The interaction of water with titanium dioxide surfaces has a vital role in many energy- and environment-related applications, such as dye-sensitized solar cell, photocatalytic or photoelectrochemical hydrogen production, and environmental purification. Structure and properties of water on the anatase TiO2(101) surface have been studied by using a combination of density functional theory and force field molecular dynamics. Owing to the amphotericity of this surface and the competition between water–water and water–substrate interactions, the structure and properties of water on the anatase TiO2(101) surface exhibited some peculiar and complicated features. The overall evolutionary process of interface formation has been obtained by investigating the coverage-dependent adsorption configuration and energy of water.
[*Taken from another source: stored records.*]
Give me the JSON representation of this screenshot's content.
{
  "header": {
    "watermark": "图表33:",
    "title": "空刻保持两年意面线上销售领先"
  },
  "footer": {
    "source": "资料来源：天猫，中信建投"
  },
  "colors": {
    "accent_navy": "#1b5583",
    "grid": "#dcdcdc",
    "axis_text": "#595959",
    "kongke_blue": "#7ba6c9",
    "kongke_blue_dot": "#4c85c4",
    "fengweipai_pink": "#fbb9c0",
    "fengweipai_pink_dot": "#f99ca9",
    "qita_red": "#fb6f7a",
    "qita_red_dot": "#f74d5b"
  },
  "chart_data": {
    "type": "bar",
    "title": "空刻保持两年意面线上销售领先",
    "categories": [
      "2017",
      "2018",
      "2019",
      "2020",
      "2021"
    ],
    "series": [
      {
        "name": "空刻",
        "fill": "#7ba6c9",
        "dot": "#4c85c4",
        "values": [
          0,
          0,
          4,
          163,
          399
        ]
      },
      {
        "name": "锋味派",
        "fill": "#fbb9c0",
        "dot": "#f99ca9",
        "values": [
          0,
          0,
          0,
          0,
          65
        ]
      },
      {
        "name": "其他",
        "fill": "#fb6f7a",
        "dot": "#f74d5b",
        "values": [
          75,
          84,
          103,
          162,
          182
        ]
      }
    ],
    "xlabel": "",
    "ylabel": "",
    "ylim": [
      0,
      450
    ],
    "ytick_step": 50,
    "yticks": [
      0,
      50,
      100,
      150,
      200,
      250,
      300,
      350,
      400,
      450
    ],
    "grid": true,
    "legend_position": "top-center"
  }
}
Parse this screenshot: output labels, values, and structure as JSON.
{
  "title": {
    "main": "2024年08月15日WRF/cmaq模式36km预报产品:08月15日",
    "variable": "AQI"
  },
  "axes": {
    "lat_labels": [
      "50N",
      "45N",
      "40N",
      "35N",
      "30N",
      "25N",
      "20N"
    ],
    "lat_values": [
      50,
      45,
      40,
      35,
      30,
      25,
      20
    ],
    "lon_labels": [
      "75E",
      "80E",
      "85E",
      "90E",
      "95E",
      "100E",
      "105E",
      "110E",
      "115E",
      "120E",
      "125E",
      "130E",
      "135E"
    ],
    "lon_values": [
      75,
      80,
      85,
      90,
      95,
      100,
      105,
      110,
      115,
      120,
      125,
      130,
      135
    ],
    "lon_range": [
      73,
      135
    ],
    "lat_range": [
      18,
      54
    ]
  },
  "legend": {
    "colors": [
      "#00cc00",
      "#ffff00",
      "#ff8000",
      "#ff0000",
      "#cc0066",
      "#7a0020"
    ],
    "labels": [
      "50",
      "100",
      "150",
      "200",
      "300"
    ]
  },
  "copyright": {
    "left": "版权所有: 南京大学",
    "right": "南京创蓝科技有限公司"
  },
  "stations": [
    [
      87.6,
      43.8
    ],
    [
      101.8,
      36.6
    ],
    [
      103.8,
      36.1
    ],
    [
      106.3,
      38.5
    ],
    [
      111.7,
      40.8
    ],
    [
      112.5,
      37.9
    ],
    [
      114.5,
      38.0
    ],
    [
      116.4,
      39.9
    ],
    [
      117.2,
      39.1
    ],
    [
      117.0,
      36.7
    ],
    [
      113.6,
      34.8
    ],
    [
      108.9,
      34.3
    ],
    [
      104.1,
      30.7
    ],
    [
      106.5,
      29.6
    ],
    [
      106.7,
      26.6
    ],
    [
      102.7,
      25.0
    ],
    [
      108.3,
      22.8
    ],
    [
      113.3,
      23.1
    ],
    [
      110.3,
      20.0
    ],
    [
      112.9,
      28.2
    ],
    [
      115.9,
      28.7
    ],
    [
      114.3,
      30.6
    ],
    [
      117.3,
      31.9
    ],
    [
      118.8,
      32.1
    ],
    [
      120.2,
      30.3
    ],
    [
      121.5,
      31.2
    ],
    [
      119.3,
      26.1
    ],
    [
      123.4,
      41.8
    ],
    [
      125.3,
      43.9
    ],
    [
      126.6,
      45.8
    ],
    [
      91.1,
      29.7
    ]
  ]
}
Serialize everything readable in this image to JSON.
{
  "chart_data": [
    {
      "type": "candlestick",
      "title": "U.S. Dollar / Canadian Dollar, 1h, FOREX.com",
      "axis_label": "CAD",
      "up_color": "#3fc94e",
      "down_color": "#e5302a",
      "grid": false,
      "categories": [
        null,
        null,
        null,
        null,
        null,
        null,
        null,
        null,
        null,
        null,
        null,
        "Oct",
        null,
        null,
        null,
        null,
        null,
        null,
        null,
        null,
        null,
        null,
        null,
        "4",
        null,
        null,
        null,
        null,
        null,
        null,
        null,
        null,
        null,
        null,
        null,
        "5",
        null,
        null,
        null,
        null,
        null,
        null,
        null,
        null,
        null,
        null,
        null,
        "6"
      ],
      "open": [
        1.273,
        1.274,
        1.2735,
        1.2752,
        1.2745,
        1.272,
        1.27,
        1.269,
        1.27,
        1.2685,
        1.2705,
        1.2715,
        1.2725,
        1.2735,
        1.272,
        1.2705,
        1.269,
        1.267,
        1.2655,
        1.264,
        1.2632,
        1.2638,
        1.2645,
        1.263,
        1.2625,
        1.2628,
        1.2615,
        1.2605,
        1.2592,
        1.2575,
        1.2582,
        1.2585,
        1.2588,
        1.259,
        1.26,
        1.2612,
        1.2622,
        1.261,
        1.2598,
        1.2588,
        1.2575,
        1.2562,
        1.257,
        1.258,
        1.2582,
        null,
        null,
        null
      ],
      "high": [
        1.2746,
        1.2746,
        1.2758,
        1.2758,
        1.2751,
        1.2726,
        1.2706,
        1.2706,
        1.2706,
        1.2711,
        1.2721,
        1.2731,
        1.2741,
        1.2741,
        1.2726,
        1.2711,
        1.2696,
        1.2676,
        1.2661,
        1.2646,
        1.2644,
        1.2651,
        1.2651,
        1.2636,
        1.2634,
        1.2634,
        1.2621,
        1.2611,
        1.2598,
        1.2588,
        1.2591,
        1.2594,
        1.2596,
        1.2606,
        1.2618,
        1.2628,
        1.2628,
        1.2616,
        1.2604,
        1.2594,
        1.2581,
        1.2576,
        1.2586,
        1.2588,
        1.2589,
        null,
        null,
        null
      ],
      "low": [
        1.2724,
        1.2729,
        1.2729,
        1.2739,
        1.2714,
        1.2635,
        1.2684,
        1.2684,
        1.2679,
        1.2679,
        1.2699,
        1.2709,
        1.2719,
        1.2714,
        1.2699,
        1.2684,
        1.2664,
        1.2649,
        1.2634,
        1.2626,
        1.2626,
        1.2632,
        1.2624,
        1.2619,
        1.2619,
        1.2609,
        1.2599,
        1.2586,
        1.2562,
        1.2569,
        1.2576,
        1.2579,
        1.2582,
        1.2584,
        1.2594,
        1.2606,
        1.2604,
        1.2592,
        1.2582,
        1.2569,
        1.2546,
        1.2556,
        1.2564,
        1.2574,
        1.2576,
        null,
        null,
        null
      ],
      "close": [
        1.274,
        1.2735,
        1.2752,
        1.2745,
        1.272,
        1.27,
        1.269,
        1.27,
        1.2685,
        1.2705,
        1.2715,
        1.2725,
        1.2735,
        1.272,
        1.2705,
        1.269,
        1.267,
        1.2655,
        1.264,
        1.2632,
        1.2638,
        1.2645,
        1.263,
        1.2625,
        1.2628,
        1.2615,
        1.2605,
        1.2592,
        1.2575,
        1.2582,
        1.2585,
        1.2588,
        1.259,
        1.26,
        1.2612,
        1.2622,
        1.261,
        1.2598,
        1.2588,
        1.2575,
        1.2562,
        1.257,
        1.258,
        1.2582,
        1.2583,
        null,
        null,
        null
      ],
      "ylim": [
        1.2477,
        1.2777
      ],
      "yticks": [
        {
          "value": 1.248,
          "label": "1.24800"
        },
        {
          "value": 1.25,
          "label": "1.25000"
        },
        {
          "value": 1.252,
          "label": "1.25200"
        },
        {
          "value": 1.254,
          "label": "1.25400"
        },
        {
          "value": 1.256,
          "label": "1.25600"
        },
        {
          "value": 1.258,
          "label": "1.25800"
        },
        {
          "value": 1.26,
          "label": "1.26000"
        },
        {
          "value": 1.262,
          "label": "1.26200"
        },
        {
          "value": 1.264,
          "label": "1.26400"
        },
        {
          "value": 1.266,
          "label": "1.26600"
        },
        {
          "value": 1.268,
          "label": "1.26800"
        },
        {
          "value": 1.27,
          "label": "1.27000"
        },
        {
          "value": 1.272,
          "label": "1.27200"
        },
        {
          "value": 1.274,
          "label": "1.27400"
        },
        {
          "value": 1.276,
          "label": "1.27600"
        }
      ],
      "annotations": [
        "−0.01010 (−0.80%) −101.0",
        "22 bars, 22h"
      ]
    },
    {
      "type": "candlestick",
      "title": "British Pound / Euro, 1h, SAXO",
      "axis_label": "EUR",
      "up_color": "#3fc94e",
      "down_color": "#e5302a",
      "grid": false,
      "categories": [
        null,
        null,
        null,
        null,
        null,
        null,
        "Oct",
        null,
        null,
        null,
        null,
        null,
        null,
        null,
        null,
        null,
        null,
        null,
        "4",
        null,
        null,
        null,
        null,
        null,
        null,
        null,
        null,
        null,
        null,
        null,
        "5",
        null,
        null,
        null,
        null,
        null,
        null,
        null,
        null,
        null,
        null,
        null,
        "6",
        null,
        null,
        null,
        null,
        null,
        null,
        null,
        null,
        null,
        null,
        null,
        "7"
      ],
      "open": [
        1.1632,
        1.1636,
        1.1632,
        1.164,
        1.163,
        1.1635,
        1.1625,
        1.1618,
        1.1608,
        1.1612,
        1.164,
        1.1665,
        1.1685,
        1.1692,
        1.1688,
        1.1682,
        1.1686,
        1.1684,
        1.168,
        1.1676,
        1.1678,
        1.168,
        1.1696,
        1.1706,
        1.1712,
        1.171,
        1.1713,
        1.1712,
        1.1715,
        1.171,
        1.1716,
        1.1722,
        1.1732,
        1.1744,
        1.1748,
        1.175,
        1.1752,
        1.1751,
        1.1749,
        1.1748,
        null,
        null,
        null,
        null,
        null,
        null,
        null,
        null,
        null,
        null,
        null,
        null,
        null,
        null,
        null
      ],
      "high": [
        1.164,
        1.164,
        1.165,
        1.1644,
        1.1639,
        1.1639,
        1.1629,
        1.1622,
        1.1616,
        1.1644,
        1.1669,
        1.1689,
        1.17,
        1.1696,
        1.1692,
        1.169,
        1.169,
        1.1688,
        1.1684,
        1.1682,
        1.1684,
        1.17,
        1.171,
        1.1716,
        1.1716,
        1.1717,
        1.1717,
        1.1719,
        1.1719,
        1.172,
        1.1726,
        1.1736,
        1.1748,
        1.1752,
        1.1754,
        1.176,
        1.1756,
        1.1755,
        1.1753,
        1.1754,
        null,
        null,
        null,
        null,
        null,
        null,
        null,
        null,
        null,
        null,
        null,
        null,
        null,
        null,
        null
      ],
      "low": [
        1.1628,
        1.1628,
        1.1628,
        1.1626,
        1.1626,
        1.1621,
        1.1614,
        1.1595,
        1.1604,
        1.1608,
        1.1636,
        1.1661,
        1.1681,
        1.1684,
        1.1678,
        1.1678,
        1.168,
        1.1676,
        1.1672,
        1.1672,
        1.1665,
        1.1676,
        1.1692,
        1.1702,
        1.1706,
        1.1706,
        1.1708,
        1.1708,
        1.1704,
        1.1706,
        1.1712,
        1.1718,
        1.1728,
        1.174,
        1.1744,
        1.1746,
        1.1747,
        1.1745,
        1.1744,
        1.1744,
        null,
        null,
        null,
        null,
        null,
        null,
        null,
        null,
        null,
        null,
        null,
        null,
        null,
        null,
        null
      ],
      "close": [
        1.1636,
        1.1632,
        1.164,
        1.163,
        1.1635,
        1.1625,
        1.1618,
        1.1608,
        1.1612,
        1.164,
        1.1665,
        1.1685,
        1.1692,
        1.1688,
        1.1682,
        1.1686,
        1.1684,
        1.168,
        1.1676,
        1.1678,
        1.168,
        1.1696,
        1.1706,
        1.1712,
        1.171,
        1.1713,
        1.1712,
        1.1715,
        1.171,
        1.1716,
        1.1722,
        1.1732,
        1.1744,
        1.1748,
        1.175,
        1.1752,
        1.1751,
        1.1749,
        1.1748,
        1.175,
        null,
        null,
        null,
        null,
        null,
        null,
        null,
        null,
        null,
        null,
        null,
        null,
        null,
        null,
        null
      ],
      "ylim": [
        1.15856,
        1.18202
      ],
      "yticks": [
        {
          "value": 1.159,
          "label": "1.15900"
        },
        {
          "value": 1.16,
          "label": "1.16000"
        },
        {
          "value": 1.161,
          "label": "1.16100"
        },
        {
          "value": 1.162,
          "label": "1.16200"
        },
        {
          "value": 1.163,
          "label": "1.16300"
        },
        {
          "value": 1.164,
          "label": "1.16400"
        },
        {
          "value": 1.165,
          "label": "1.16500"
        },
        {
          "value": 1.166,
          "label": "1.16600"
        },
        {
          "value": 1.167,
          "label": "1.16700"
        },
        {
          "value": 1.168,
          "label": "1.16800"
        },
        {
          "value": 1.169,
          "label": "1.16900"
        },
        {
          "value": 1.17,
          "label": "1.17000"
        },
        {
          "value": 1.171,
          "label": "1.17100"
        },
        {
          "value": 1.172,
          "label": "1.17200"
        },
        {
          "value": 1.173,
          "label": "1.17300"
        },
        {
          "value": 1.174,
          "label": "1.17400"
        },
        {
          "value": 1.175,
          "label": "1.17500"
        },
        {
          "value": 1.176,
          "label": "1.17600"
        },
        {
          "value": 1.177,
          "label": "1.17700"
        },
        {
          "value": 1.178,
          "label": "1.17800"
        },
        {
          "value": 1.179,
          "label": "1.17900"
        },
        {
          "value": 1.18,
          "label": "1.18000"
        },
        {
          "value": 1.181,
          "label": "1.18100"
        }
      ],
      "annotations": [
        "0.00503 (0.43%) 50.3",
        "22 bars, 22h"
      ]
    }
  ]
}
The competition between water–water and water–substrate interaction results in the existence of a stable bilayer of water (Θ ≥ 2 ML) and an ice-like structure of water at higher coverage (Θ ≥ 3 ML). Both static and dynamic calculation results have showed that a highly ordered structure occurs in the first few water molecule layers, and this order decreases as one moves toward the bulk region. The electric fields across the interface and in the electric double layer were estimated to be about 10 and 2 eV, respectively. This study may provide new insight into the static and dynamic properties of the water–TiO2 interface and elucidate the reactions that occur on the TiO2 surface.